Part of Seamus’s genius was the way in which he could add the experience to the artefact, and continued to do so, selflessly, right up to the end, and for countless numbers of people.

It was, I suppose, also part of the innocence of the 1960s that nobody thought to record or broadcast any of those marvellous sessions. Michael Longley, now the only survivor, would be a superb witness.

The few I attended were just wonderful: the counterpoint between the three performers was never the same from performance to performance, the choices of poetry and song varied, as did the audience responses.

The private moments were great fun: convivial, sometimes bawdy, quite male – laddish, even. Davy always claimed to remember (because I simply cannot) that at one post-performance session in a small hotel somewhere in the glens of Antrim, when the harassed proprietor announced that it was time for last orders, I thought for a moment about what we were drinking, and then ordered a bottle of whiskey, a bottle of gin, and a bottle of brandy.

But the memory that has really etched itself into my memory was not of any of the actual performances, but of the morning after one of them when we were crippled with hangovers.
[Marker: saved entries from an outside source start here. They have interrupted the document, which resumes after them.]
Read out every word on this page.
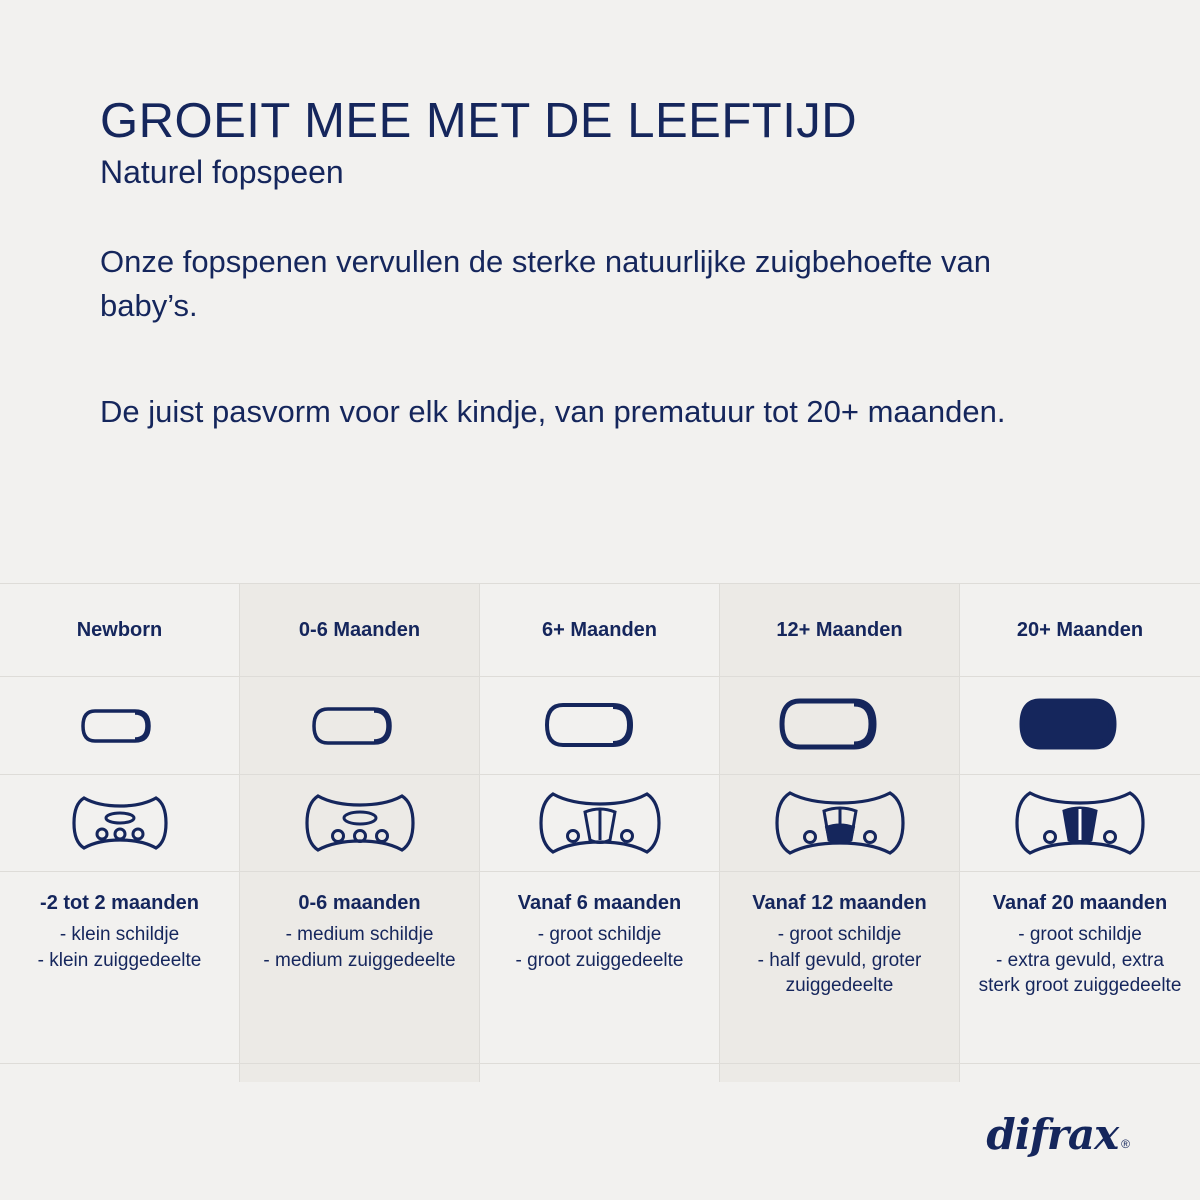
GROEIT MEE MET DE LEEFTIJD
Naturel fopspeen

Onze fopspenen vervullen de sterke natuurlijke zuigbehoefte van baby’s.

De juist pasvorm voor elk kindje, van prematuur tot 20+ maanden.

Newborn
-2 tot 2 maanden
- klein schildje
- klein zuiggedeelte
0-6 Maanden
0-6 maanden
- medium schildje
- medium zuiggedeelte
6+ Maanden
Vanaf 6 maanden
- groot schildje
- groot zuiggedeelte
12+ Maanden
Vanaf 12 maanden
- groot schildje
- half gevuld, groter zuiggedeelte
20+ Maanden
Vanaf 20 maanden
- groot schildje
- extra gevuld, extra sterk groot zuiggedeelte
difrax ®
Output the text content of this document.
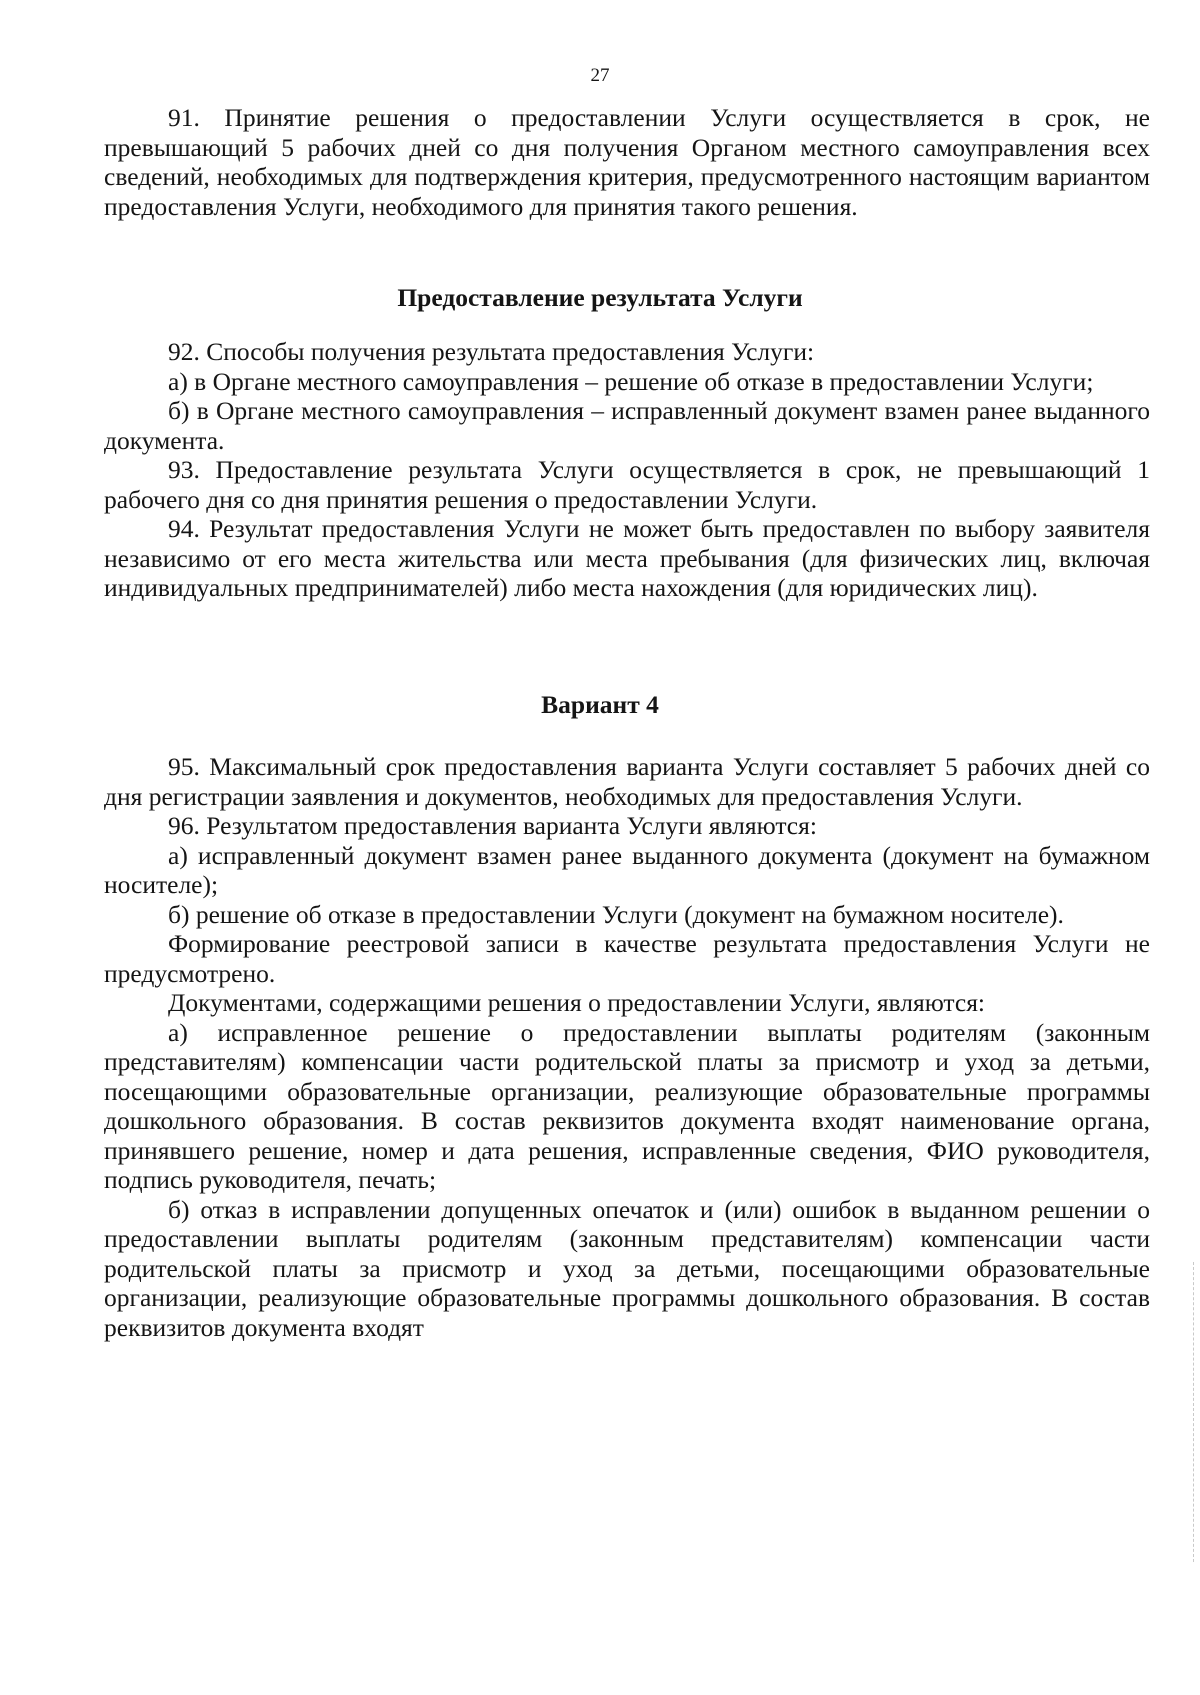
27

91. Принятие решения о предоставлении Услуги осуществляется в срок, не превышающий 5 рабочих дней со дня получения Органом местного самоуправления всех сведений, необходимых для подтверждения критерия, предусмотренного настоящим вариантом предоставления Услуги, необходимого для принятия такого решения.

Предоставление результата Услуги

92. Способы получения результата предоставления Услуги:

а) в Органе местного самоуправления – решение об отказе в предоставлении Услуги;

б) в Органе местного самоуправления – исправленный документ взамен ранее выданного документа.

93. Предоставление результата Услуги осуществляется в срок, не превышающий 1 рабочего дня со дня принятия решения о предоставлении Услуги.

94. Результат предоставления Услуги не может быть предоставлен по выбору заявителя независимо от его места жительства или места пребывания (для физических лиц, включая индивидуальных предпринимателей) либо места нахождения (для юридических лиц).

Вариант 4

95. Максимальный срок предоставления варианта Услуги составляет 5 рабочих дней со дня регистрации заявления и документов, необходимых для предоставления Услуги.

96. Результатом предоставления варианта Услуги являются:

а) исправленный документ взамен ранее выданного документа (документ на бумажном носителе);

б) решение об отказе в предоставлении Услуги (документ на бумажном носителе).

Формирование реестровой записи в качестве результата предоставления Услуги не предусмотрено.

Документами, содержащими решения о предоставлении Услуги, являются:

а) исправленное решение о предоставлении выплаты родителям (законным представителям) компенсации части родительской платы за присмотр и уход за детьми, посещающими образовательные организации, реализующие образовательные программы дошкольного образования. В состав реквизитов документа входят наименование органа, принявшего решение, номер и дата решения, исправленные сведения, ФИО руководителя, подпись руководителя, печать;

б) отказ в исправлении допущенных опечаток и (или) ошибок в выданном решении о предоставлении выплаты родителям (законным представителям) компенсации части родительской платы за присмотр и уход за детьми, посещающими образовательные организации, реализующие образовательные программы дошкольного образования. В состав реквизитов документа входят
Seamus suggested that we visit Fair Head, which was not far away.

We parked as close as we could, and then waded through thigh-high bracken until, approaching the edge of the cliffs, we could trust our damaged equilibrium no longer. So we went forward on hands and knees, inching across the terrain, until we ended up, flat on our stomachs, peering over the edge. And there, floating in a leisurely fashion about a hundred feet below us, between the cliff-top and the sea, was a golden eagle – from Scotland, no doubt – exploring the Irish habitat.